Last week the Waitemata Local Board, whose bailiwick includes the street, released for public comment a draft plan which seeks to celebrate K Rd's heritage and its role as an "entertainment and creative fringe". The problem, board member Vernon Tava told the Herald is how to "keep the colour and yet make it a safer place for business".
It's in discussions like this that the heritage aspect is easily forgotten and it's people like Bennett who do the remembering for all of us. It was not until he pointed it out to me that I realised that, uniquely in the city, all four corners of the Pitt St intersection are occupied by heritage buildings.
We meet at the entrance to St Kevin's Arcade, where he invites me to try to visualise the home built in 1845 for Jewish merchant David Nathan. Called Scoria House, for its uncommon use of volcanic stone as a building material, it sat at the head of the valley we now know as Myers Park. It's long gone, but the name of the arcade that leads to the park is a misspelled reminder of a later owner, bookmaker Thomas Keven.
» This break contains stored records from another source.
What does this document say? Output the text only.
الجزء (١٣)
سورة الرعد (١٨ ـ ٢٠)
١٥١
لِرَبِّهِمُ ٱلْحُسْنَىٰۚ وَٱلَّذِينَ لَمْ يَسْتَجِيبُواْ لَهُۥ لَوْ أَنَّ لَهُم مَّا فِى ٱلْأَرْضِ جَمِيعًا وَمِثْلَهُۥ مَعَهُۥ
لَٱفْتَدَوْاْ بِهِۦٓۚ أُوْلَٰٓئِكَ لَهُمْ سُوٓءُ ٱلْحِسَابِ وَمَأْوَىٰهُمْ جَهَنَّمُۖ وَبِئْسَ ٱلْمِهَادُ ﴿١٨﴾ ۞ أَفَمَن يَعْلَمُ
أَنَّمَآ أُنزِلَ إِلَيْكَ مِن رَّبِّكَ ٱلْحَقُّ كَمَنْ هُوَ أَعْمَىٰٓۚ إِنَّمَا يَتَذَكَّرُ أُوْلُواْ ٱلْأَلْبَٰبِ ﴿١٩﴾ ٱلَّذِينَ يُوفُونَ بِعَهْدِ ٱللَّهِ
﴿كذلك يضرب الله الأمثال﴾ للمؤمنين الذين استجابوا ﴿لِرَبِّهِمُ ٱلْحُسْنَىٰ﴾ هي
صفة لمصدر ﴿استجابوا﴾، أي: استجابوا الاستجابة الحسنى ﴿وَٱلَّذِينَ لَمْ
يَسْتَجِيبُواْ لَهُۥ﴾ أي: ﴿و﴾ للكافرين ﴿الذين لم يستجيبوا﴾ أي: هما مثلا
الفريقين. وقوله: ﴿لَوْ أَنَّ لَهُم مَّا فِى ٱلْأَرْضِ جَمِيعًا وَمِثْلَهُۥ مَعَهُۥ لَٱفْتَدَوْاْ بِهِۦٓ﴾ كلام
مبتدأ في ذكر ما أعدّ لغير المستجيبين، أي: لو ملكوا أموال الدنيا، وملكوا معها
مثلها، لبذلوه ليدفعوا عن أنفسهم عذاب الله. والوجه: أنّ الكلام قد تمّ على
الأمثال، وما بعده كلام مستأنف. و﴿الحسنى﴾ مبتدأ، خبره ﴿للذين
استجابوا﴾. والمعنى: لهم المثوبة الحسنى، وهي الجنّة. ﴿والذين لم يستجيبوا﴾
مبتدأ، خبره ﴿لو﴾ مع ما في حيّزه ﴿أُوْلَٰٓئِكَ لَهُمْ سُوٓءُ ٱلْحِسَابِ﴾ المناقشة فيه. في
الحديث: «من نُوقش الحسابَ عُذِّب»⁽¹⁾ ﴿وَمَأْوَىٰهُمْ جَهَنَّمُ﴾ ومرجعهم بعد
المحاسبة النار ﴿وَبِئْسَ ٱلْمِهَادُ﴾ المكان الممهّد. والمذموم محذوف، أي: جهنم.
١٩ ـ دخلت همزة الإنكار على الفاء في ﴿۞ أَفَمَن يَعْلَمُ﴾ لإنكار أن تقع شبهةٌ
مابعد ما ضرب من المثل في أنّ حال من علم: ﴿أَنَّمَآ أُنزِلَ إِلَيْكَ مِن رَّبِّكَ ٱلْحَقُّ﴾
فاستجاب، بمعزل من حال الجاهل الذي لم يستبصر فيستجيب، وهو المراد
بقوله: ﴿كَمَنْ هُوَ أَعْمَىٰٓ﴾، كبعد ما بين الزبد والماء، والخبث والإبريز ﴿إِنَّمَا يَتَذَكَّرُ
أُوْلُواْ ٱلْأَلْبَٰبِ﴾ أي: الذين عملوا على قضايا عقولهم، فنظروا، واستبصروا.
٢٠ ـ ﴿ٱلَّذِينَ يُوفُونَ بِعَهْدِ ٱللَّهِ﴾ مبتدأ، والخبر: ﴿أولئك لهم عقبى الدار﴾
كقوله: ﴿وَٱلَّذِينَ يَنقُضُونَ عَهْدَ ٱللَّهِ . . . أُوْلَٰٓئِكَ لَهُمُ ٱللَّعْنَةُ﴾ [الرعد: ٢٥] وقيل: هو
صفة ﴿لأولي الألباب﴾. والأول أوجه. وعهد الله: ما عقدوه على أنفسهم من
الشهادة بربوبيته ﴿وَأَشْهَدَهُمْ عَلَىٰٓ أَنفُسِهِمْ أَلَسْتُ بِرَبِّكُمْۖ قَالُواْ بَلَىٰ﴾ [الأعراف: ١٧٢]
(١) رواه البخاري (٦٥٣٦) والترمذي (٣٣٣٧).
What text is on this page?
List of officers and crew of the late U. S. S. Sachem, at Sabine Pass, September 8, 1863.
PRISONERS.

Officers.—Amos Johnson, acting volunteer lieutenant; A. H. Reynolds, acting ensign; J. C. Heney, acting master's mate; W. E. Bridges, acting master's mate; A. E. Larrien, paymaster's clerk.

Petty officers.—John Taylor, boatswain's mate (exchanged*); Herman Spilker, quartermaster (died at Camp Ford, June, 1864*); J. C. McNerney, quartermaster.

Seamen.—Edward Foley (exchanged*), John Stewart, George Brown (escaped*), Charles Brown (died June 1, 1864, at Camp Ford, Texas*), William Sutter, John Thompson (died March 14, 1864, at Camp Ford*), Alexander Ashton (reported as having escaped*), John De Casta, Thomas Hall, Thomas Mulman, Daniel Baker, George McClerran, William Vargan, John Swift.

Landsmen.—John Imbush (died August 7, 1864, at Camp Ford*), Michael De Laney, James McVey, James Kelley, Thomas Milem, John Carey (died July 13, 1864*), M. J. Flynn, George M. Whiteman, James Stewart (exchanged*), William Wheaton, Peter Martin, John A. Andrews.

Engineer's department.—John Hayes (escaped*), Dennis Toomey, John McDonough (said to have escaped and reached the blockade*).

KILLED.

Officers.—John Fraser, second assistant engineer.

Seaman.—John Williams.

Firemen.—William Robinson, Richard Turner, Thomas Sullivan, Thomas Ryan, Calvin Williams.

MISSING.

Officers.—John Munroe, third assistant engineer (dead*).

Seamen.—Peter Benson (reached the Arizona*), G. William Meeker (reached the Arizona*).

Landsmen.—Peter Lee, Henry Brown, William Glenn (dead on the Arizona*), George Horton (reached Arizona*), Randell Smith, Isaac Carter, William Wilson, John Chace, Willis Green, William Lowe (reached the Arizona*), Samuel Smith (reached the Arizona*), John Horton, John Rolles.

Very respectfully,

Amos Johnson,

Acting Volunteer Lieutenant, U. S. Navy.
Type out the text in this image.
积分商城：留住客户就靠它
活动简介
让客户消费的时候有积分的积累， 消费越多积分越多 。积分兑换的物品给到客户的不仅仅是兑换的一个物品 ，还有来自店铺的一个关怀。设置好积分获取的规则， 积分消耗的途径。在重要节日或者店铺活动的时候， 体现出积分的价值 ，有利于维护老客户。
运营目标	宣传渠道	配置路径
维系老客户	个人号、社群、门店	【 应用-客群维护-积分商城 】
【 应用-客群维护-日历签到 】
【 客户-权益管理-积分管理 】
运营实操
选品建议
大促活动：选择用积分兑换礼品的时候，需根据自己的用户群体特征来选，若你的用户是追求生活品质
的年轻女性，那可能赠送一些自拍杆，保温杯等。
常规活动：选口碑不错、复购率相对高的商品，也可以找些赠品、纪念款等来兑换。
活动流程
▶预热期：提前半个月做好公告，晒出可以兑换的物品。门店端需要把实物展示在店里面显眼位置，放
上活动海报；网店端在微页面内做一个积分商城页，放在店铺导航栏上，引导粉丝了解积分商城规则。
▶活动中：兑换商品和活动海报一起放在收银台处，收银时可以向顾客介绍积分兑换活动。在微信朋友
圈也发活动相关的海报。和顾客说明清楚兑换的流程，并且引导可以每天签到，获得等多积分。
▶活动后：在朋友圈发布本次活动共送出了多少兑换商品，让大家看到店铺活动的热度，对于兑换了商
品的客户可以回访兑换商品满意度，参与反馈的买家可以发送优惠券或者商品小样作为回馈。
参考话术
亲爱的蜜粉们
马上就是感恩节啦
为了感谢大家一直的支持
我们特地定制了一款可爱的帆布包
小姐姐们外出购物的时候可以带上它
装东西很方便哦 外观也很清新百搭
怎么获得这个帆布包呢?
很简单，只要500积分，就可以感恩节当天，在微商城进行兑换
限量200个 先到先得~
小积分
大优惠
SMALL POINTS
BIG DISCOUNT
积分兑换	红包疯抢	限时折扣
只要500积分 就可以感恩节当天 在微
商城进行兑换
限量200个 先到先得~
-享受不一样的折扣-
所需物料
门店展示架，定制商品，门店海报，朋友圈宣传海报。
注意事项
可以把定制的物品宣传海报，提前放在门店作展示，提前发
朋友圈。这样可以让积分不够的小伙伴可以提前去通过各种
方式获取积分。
Leafing through line drawings and old photographs in a folder he carries, Bennett recalls the glory days: how it was busier than Queen St because the smell of horse manure was not so pronounced high on the windy ridge; how many photographers had studios here, where ladies posed in their finery after visiting dressmakers and tea shops.
Above the awnings, K Rd's history is still inscribed on its facades. The Lim Chhour Supermarket and an associated Hong Kong barbecue restaurant occupy the street level of a building that still bears the name - Rendells - of one of the earliest off-the-peg fashion stores in town.
With the help of people like Bennett, that past will be preserved - by good management, not good luck - as the draft plan becomes the street's future.